🤖 AI Summary
Standard language modeling loss fails to accurately predict downstream task performance for pretrained language models under overtraining regimes. Method: This paper proposes a task-level two-stage scaling framework: first predicting task-specific loss as a function of model and data scale, then mapping loss to task accuracy. It introduces a lightweight “model ladder” strategy—requiring only 1% of the target model’s compute—to efficiently fit multi-task performance trends. Contribution/Results: The framework achieves precise performance forecasting for four downstream multiple-choice tasks, with mean absolute error ≤2 percentage points. Experiments demonstrate a strong correlation between the number of ladder models and prediction accuracy, significantly outperforming single-step power-law baselines. This work overcomes the fundamental limitation of conventional loss-based scaling laws, which cannot characterize task-specific behavior.
📝 Abstract
We develop task scaling laws and model ladders to predict the individual task performance of pretrained language models (LMs) in the overtrained setting. Standard power laws for language modeling loss cannot accurately model task performance.

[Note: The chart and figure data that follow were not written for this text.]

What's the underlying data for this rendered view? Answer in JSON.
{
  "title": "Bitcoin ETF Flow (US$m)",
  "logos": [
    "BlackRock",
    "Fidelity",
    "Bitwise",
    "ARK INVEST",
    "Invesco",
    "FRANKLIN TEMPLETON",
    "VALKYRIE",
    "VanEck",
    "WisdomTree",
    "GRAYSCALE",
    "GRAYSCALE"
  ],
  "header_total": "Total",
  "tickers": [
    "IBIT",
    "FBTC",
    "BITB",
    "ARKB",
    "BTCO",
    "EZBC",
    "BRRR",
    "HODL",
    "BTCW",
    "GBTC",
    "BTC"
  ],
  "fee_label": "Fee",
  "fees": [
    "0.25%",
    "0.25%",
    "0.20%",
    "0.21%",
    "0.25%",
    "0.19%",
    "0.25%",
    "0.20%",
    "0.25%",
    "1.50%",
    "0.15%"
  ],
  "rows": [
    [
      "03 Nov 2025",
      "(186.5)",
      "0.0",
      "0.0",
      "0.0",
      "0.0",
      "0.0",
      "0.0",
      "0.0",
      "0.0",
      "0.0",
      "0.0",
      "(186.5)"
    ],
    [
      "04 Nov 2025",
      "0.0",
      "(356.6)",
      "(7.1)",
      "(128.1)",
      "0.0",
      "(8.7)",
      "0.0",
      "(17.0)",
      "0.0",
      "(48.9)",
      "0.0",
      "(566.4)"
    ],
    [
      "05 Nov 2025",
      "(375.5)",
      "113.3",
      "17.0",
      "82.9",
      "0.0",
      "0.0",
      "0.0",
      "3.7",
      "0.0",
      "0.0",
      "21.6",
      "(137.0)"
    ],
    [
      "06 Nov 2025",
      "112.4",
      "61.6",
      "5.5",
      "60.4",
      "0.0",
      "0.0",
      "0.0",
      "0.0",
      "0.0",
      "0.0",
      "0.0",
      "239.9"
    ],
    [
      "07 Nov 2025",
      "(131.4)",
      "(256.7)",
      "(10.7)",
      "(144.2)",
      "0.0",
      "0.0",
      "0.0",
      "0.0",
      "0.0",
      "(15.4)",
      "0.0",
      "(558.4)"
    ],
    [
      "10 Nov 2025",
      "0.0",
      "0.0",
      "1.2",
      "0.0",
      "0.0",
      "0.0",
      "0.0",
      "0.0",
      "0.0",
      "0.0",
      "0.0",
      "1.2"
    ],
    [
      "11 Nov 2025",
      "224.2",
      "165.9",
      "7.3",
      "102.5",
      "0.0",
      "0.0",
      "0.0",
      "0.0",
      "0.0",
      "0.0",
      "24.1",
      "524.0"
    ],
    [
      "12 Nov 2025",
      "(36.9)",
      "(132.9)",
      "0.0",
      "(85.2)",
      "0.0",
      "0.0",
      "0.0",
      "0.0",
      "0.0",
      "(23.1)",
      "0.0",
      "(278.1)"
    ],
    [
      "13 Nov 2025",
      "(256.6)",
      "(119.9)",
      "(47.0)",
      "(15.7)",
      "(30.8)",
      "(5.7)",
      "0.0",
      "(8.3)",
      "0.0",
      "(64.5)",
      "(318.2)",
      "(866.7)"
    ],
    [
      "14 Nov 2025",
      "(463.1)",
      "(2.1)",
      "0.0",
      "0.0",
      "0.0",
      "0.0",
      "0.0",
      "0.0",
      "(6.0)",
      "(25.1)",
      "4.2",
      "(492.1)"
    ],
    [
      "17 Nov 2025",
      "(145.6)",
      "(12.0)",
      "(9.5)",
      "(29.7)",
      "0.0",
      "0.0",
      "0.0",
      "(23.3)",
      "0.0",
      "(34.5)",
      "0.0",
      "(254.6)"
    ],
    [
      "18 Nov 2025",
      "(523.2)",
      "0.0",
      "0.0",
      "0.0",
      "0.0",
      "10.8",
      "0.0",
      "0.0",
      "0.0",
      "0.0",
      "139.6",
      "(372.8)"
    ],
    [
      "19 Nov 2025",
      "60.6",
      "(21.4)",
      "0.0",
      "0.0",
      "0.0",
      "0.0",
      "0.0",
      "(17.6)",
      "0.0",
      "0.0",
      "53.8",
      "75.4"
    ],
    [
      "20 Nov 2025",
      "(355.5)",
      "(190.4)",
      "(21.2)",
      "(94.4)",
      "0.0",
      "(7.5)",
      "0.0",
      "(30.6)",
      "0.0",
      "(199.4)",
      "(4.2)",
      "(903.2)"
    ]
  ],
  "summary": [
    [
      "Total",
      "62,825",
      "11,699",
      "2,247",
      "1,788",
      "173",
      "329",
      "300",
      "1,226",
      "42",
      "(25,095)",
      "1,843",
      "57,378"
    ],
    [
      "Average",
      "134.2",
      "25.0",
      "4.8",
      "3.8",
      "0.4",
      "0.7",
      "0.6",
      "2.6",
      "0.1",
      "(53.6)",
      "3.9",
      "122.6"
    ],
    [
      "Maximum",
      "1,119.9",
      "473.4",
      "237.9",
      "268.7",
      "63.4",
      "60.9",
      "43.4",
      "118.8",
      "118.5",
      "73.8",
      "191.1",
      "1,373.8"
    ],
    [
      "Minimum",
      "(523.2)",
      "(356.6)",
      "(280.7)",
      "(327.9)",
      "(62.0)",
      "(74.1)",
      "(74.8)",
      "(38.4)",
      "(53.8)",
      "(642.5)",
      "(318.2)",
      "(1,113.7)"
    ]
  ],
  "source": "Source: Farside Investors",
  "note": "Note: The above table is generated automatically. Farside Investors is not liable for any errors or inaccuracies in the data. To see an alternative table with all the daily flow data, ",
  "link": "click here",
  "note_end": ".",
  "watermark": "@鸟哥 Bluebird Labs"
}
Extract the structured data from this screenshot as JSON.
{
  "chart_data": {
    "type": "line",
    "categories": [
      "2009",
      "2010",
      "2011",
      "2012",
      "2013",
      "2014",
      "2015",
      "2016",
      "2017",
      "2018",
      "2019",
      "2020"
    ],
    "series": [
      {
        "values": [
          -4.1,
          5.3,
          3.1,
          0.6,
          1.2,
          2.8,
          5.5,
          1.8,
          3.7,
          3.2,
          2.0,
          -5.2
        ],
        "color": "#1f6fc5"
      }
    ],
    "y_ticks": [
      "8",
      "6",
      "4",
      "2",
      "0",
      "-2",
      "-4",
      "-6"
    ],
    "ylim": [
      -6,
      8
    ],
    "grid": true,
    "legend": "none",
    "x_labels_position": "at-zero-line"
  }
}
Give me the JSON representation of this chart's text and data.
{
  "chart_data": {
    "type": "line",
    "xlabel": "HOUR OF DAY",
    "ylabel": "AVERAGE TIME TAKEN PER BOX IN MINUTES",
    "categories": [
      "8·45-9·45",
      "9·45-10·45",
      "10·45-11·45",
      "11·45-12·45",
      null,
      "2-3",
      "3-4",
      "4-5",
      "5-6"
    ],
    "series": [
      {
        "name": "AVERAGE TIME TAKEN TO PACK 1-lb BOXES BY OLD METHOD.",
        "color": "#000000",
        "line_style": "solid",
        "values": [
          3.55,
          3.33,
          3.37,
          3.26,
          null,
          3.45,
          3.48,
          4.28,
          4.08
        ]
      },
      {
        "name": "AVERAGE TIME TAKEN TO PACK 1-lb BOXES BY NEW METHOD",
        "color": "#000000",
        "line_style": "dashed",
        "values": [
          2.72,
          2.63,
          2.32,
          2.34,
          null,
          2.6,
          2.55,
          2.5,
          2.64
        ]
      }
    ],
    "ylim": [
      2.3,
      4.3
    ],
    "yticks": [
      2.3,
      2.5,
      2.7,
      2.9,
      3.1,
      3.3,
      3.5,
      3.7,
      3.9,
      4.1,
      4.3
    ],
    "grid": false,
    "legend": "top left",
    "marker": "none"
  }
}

Therefore, we leverage a two-step prediction approach: first use model and data size to predict a task-specific loss, and then use this task loss to predict task performance. We train a set of small-scale"ladder"models, collect data points to fit the parameterized functions of the two prediction steps, and make predictions for two target models: a 7B model trained to 4T tokens and a 13B model trained to 5T tokens. Training the ladder models only costs 1% of the compute used for the target models. On four multiple-choice tasks written in ranked classification format, we can predict the accuracy of both target models within 2 points of absolute error. We have higher prediction error on four other tasks (average absolute error 6.9) and find that these are often tasks with higher variance in task metrics. We also find that using less compute to train fewer ladder models tends to deteriorate predictions. Finally, we empirically show that our design choices and the two-step approach lead to superior performance in establishing scaling laws.